De um lado os humanistas racionalistas Frei Guilherme de Ockham, um édito moderno. Tais humanistas cultivaram o antropocentrismo julgaram que graças às ciências e à técnica, o homem seria capaz de vencer todas as misérias do mundo, até criar uma era de grande prosperidade material e de completa felicidade natural.
De outro lado místicos com visão extremamente pessimista da realidade. Para eles o mundo era intrinsecamente mau e irredimível por ser obra de um DEUS perverso, distinto da divindade. Acreditavam que a razão humana era má e só seria desejável perder-se no nada divino.
No mosteiro, sete monges morrem estranhamente, isto aborda muito a violência.
Há também uma violência sexual, no qual mulheres se vendem aos monges em troca de comida e muitas vezes depois são mortas.
Movimentos eclécticos do século XIV, a luta contra a mistificação, o poder, o esvaziamento de valores pela demagogia, são mostrados em um cenário sangrento sobre a política da historia da humanidade.
Regras do método cartesiano
Para Descartes existem quatro regras para chegar a razão chegar a bom termo:Regra da análise: Descartes preconiza a análise como processo de decompor o complexo em pequenas parcelas simples, em ordem a uma captação mais fácil e certa.Deste modo, qualquer problema complicado é susceptível de redução a problemas simples.

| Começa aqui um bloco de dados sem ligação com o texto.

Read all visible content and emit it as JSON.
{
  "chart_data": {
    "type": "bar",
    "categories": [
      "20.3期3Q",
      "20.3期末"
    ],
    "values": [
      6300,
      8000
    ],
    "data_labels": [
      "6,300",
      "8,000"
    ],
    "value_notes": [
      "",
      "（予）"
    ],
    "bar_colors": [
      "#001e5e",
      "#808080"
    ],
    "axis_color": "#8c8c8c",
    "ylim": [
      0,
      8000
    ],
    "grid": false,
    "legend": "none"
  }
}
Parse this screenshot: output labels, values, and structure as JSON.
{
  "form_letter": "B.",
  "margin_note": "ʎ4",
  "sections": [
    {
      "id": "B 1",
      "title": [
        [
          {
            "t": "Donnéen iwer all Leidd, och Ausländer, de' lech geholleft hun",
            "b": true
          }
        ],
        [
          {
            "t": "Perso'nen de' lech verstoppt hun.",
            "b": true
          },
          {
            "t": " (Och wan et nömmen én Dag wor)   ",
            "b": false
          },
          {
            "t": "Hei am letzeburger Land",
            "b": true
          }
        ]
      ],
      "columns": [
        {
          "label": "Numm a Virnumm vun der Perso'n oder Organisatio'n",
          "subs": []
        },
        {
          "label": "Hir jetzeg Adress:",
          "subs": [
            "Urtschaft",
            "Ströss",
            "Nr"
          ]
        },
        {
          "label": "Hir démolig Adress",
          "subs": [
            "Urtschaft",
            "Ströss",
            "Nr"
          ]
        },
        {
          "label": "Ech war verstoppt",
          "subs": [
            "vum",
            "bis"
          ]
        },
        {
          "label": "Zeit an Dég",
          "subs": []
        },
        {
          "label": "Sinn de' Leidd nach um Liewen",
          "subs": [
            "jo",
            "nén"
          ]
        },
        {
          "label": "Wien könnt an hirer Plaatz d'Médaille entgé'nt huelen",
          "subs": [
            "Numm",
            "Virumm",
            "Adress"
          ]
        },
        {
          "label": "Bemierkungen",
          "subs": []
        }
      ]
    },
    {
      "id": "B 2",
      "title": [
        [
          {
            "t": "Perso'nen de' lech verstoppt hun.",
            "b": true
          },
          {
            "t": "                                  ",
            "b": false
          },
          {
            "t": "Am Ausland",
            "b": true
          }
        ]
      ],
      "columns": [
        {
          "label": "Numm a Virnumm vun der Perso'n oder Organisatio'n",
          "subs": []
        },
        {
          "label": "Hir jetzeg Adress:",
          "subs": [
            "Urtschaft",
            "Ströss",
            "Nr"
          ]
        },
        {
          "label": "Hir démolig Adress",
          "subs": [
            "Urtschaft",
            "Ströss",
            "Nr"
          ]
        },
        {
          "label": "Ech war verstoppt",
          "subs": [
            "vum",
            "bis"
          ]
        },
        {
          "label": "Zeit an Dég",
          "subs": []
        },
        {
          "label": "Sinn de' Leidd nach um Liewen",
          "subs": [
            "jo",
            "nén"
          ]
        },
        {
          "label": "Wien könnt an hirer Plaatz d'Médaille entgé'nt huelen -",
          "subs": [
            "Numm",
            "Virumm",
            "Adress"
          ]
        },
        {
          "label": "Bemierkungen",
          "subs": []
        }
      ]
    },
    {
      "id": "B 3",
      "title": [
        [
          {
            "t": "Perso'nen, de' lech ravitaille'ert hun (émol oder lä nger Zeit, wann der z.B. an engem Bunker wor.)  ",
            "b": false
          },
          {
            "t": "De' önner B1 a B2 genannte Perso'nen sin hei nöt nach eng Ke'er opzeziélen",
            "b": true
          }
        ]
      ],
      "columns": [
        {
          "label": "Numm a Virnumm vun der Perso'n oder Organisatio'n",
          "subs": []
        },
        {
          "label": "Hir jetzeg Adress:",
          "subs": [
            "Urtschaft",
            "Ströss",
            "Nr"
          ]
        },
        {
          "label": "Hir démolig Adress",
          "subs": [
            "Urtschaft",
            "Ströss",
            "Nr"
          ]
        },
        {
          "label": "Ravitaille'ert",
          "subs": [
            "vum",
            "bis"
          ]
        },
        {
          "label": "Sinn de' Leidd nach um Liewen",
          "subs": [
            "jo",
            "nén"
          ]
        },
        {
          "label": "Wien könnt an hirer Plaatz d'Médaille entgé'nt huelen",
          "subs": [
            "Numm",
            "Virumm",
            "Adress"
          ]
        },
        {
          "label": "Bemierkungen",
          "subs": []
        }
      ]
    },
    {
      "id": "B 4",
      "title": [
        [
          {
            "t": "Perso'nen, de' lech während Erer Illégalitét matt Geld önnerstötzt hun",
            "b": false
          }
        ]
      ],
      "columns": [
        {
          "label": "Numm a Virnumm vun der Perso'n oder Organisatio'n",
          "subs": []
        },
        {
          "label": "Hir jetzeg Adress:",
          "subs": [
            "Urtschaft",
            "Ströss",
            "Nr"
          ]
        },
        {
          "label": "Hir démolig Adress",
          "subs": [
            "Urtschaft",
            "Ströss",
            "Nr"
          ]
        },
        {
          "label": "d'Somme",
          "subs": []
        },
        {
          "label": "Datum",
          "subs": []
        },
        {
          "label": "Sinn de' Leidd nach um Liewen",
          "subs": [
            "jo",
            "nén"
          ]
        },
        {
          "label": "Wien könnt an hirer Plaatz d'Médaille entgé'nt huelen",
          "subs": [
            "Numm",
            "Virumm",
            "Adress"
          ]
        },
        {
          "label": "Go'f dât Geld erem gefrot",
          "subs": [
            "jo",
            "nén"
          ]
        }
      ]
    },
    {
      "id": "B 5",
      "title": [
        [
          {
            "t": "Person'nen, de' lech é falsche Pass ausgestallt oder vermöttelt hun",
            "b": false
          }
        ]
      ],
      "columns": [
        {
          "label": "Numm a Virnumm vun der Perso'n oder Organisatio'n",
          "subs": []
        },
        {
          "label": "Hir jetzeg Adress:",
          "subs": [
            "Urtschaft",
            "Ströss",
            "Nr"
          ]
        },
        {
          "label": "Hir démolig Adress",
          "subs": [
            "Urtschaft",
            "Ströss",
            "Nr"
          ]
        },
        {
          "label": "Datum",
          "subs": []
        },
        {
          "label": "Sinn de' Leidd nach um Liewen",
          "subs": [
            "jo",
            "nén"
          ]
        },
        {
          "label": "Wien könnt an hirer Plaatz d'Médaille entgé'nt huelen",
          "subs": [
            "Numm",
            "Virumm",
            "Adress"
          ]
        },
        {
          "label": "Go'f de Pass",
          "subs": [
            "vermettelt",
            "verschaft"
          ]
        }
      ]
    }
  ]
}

Regra da síntese: O espírito, uma vez na posse dos elementos simples, deve fazer a reconstituição do complexo, conduzindo os pensamentos por ordem.
Regra da enumeração: Esta regra refere-se à necessidade de entrar em linha de conta com todos os dados do problema e de rever cuidadosamente e minunciosamente todos os elementos implicados na sua solução, a fim de se ter a certeza de nada ter esquecido, sem o que a sua resolução não poderia ser totalmente correcto.